Клавдия Петровна, заохала, заварила сушеной малинки, приготовила горчичники и пошла к сыну. Там она пробыла до самого вечера. Уткнувшись в подушку, Борис Лукич стонал:
— Я Ксюше сказал: «Все прекрасно, все хорошо». И бывает же так. Мама, что мне теперь делать? Ехать в Питер к Керенскому?
Клавдия Петровна гладила голову сыну, как гладила ее в детстве.
— Милый мой мальчик, а может быть, и не нужно ехать к министру. Ничего ты там не добьешься, только нервы истреплешь и в долги заберешься по самые уши. Выход, Боренька, есть, да совсем не там, где ты его ищешь. С законом, Боренька, воевать смешнее, чем воевать с ветряными мельницами. А с Ксюшей… как бы тебе сказать?.. Ты человек умный. Ксюша девушка порченая, но все-таки славная. А ты у меня без предрассудков.
Весь вечер, всю ночь из комнаты Бориса Лукича все доносились то взволнованный шепот Клавдии Петровны, то мягкий басок Бориса Лукича.
Клавдия Петровна с первого дня хорошо относилась к Ксюше, а последние дни изласкала ее. Кажется, можно б не опасаться, а тревога все росла и росла. Когда шепчутся в доме, всякие мысли в голову лезут. Не уснешь.

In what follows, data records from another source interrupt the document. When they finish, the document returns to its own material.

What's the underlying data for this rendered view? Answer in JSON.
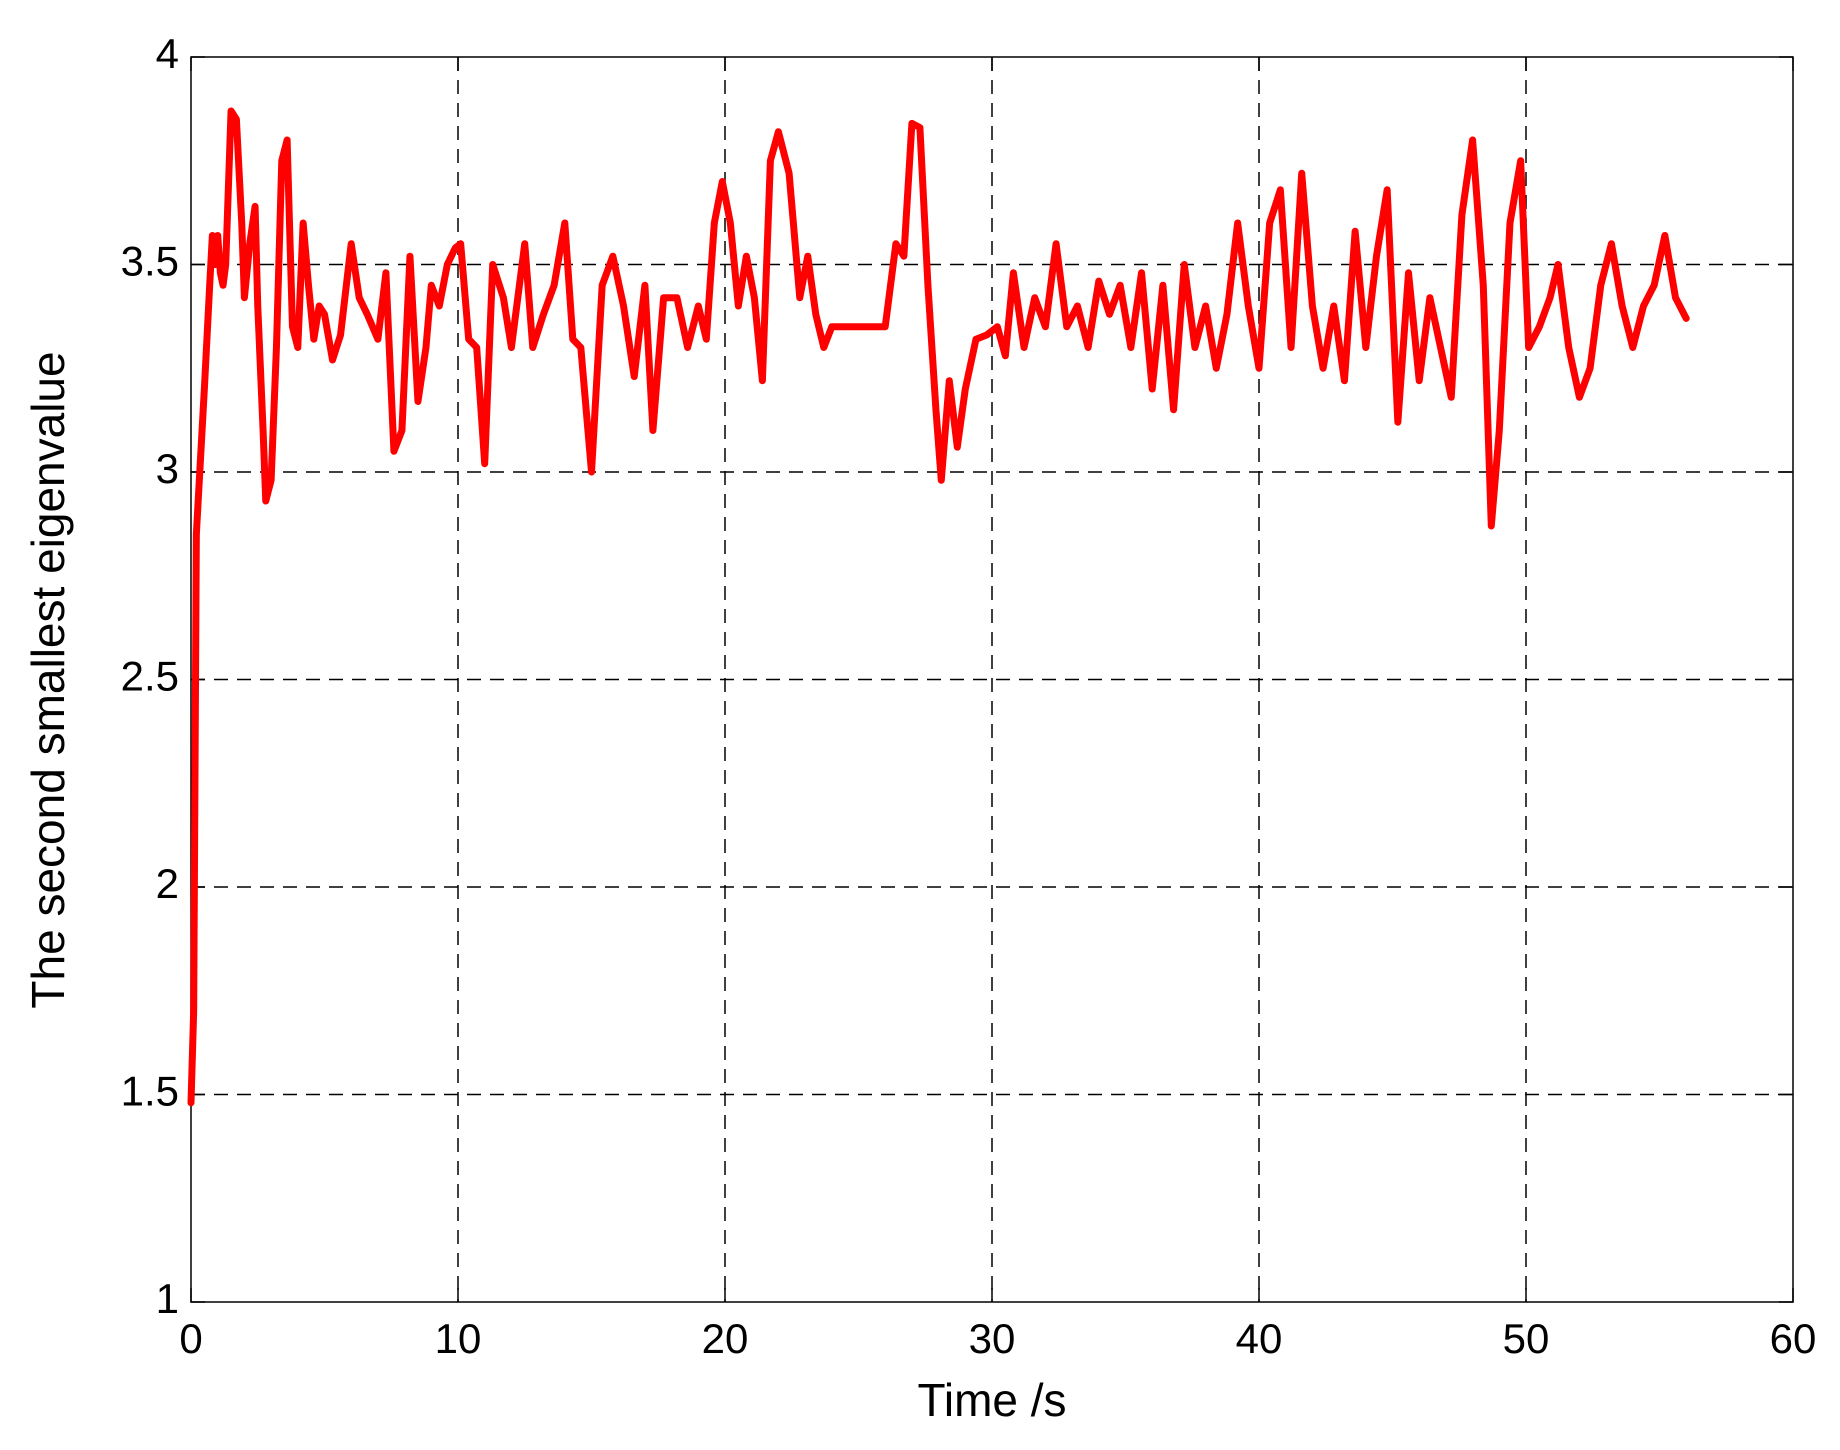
{
  "chart_data": {
    "type": "line",
    "xlabel": "Time /s",
    "ylabel": "The second smallest eigenvalue",
    "xlim": [
      0,
      60
    ],
    "ylim": [
      1,
      4
    ],
    "xticks": [
      0,
      10,
      20,
      30,
      40,
      50,
      60
    ],
    "yticks": [
      1,
      1.5,
      2,
      2.5,
      3,
      3.5,
      4
    ],
    "grid": true,
    "x": [
      0,
      0.1,
      0.2,
      0.5,
      0.7,
      0.8,
      0.9,
      1.0,
      1.1,
      1.2,
      1.3,
      1.5,
      1.7,
      1.9,
      2.0,
      2.2,
      2.4,
      2.5,
      2.7,
      2.8,
      3.0,
      3.2,
      3.4,
      3.6,
      3.8,
      4.0,
      4.2,
      4.4,
      4.6,
      4.8,
      5.0,
      5.3,
      5.6,
      6.0,
      6.3,
      6.6,
      7.0,
      7.3,
      7.6,
      7.9,
      8.2,
      8.5,
      8.8,
      9.0,
      9.3,
      9.6,
      9.9,
      10.1,
      10.4,
      10.7,
      11.0,
      11.3,
      11.7,
      12.0,
      12.5,
      12.8,
      13.2,
      13.6,
      14.0,
      14.3,
      14.6,
      15.0,
      15.4,
      15.8,
      16.2,
      16.6,
      17.0,
      17.3,
      17.7,
      18.2,
      18.6,
      19.0,
      19.3,
      19.6,
      19.9,
      20.2,
      20.5,
      20.8,
      21.1,
      21.4,
      21.7,
      22.0,
      22.4,
      22.8,
      23.1,
      23.4,
      23.7,
      24.0,
      26.0,
      26.4,
      26.7,
      27.0,
      27.3,
      27.6,
      27.9,
      28.1,
      28.4,
      28.7,
      29.0,
      29.4,
      29.8,
      30.2,
      30.5,
      30.8,
      31.2,
      31.6,
      32.0,
      32.4,
      32.8,
      33.2,
      33.6,
      34.0,
      34.4,
      34.8,
      35.2,
      35.6,
      36.0,
      36.4,
      36.8,
      37.2,
      37.6,
      38.0,
      38.4,
      38.8,
      39.2,
      39.6,
      40.0,
      40.4,
      40.8,
      41.2,
      41.6,
      42.0,
      42.4,
      42.8,
      43.2,
      43.6,
      44.0,
      44.4,
      44.8,
      45.2,
      45.6,
      46.0,
      46.4,
      46.8,
      47.2,
      47.6,
      48.0,
      48.4,
      48.7,
      49.0,
      49.4,
      49.8,
      50.1,
      50.5,
      50.9,
      51.2,
      51.6,
      52.0,
      52.4,
      52.8,
      53.2,
      53.6,
      54.0,
      54.4,
      54.8,
      55.2,
      55.6,
      56.0
    ],
    "series": [
      {
        "color": "#ff0000",
        "values": [
          1.48,
          1.7,
          2.85,
          3.2,
          3.45,
          3.57,
          3.5,
          3.57,
          3.48,
          3.45,
          3.5,
          3.87,
          3.85,
          3.6,
          3.42,
          3.55,
          3.64,
          3.4,
          3.1,
          2.93,
          2.98,
          3.3,
          3.75,
          3.8,
          3.35,
          3.3,
          3.6,
          3.45,
          3.32,
          3.4,
          3.38,
          3.27,
          3.33,
          3.55,
          3.42,
          3.38,
          3.32,
          3.48,
          3.05,
          3.1,
          3.52,
          3.17,
          3.3,
          3.45,
          3.4,
          3.5,
          3.54,
          3.55,
          3.32,
          3.3,
          3.02,
          3.5,
          3.42,
          3.3,
          3.55,
          3.3,
          3.38,
          3.45,
          3.6,
          3.32,
          3.3,
          3.0,
          3.45,
          3.52,
          3.4,
          3.23,
          3.45,
          3.1,
          3.42,
          3.42,
          3.3,
          3.4,
          3.32,
          3.6,
          3.7,
          3.6,
          3.4,
          3.52,
          3.42,
          3.22,
          3.75,
          3.82,
          3.72,
          3.42,
          3.52,
          3.38,
          3.3,
          3.35,
          3.35,
          3.55,
          3.52,
          3.84,
          3.83,
          3.45,
          3.15,
          2.98,
          3.22,
          3.06,
          3.2,
          3.32,
          3.33,
          3.35,
          3.28,
          3.48,
          3.3,
          3.42,
          3.35,
          3.55,
          3.35,
          3.4,
          3.3,
          3.46,
          3.38,
          3.45,
          3.3,
          3.48,
          3.2,
          3.45,
          3.15,
          3.5,
          3.3,
          3.4,
          3.25,
          3.38,
          3.6,
          3.4,
          3.25,
          3.6,
          3.68,
          3.3,
          3.72,
          3.4,
          3.25,
          3.4,
          3.22,
          3.58,
          3.3,
          3.52,
          3.68,
          3.12,
          3.48,
          3.22,
          3.42,
          3.3,
          3.18,
          3.62,
          3.8,
          3.45,
          2.87,
          3.1,
          3.6,
          3.75,
          3.3,
          3.35,
          3.42,
          3.5,
          3.3,
          3.18,
          3.25,
          3.45,
          3.55,
          3.4,
          3.3,
          3.4,
          3.45,
          3.57,
          3.42,
          3.37
        ]
      }
    ]
  }
}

Рассветало. Клавдия Петровна вышла на кухню, опустилась на лавку и долго сидела, откинувшись к стене спиной. Глядела, прищурясь, вдаль. Иногда повторяла вполголоса: «Так… так…» Потом вдруг спросила у Ксюши:
— Ты завтрак готовила?
— Вы же не приказали, а сама не посмела.
Клавдия Петровна пригладила волосы на висках.
— Разожги, Ксюша, печку и сготовим яичницу с салом. Боренька любит яичницу с салом. И ты ее, кажется, любишь?
— Люблю.
— А к яичнице положим моченой бруснички. Сохранилась брусничка в погребе?
— Сохранилась.
От души отлегло. Побежала в погреб. Только сбежала со ступенек крыльца, как из-за забора негромко окликнули Ксюшу.
— Вавила? И дядя Егор? Здравствуйте! Я, как вам обещала, везде — у колодца, в лавке — про рыбаков рассказывала. Слушают хорошо. Лукич вот из города вернулся и говорит, все получилось прямо сказать лучше некуда. И с рыбаками, и с моей обидой. Теперь и про радость буду рассказывать.
— Не верю, Ксюша.
— Да честное слово. Я буду вам помогать, как обещала. А вот с Иннокентием вас свести не могу. У всех копны собраны, у кого и стога сметаны, а они с Ульяной только вчера на покос уехали. Одно дело, покос далеко, а второе — ежели Ульяна увидит, что вы опять Иннокентия отрываете от работы — будет вам баня.
— А ты не бойся за нас. Расскажи, как его отыскать.
Готовя завтрак, Клавдия Петровна как-то особенно ласково, доверительно поучала Ксюшу:
— Яичницу надо жарить, чтоб сало и крепким не было и сильно соленым, чтоб оно и румяным было, и не пережарено в шкварку. А слоечка должна быть тоненькой, в середочке мяконькой, а корочка хрустеть на зубах. Учись, милая. Годков мне порядочно. Моя бабка в шестьдесят четыре умерла. И мать тоже. Таков, видимо, век у нашей семьи. Скажи мне, думала ты, как будешь жить дальше?
— Думала, Клавдия Петровна, да в кривун завернула.
— В твоем положении недолго в кривун завернуть. Скажи мне, Ксюша, как на духу, не таясь, Боренька тебе нравится?
От такого вопроса даже дух захватило. Клавдия Петровна вглядывается в Ксюшу.
— Не таись. Господи, как я хочу, чтоб люб тебе был. Понимаю: стар он тебе, но душа у него молодая. И добрый он. Без предрассудков. А в твоем положении… — Клавдия Петровна чуть выждала, посмотрела, как это слово повлияет на Ксюшу, и продолжала — Может быть, лучшего и не надо желать.
Изнылось сердце у Клавдии Петровны. Всем Ксюша взяла — и статна, и приглядна, и деловита, и ласкова. Приданого нет — это, пожалуй, и лучше: крепче будет любить своего благодетеля. Да главного нет у нее, что надо невесте, нет девической чистоты.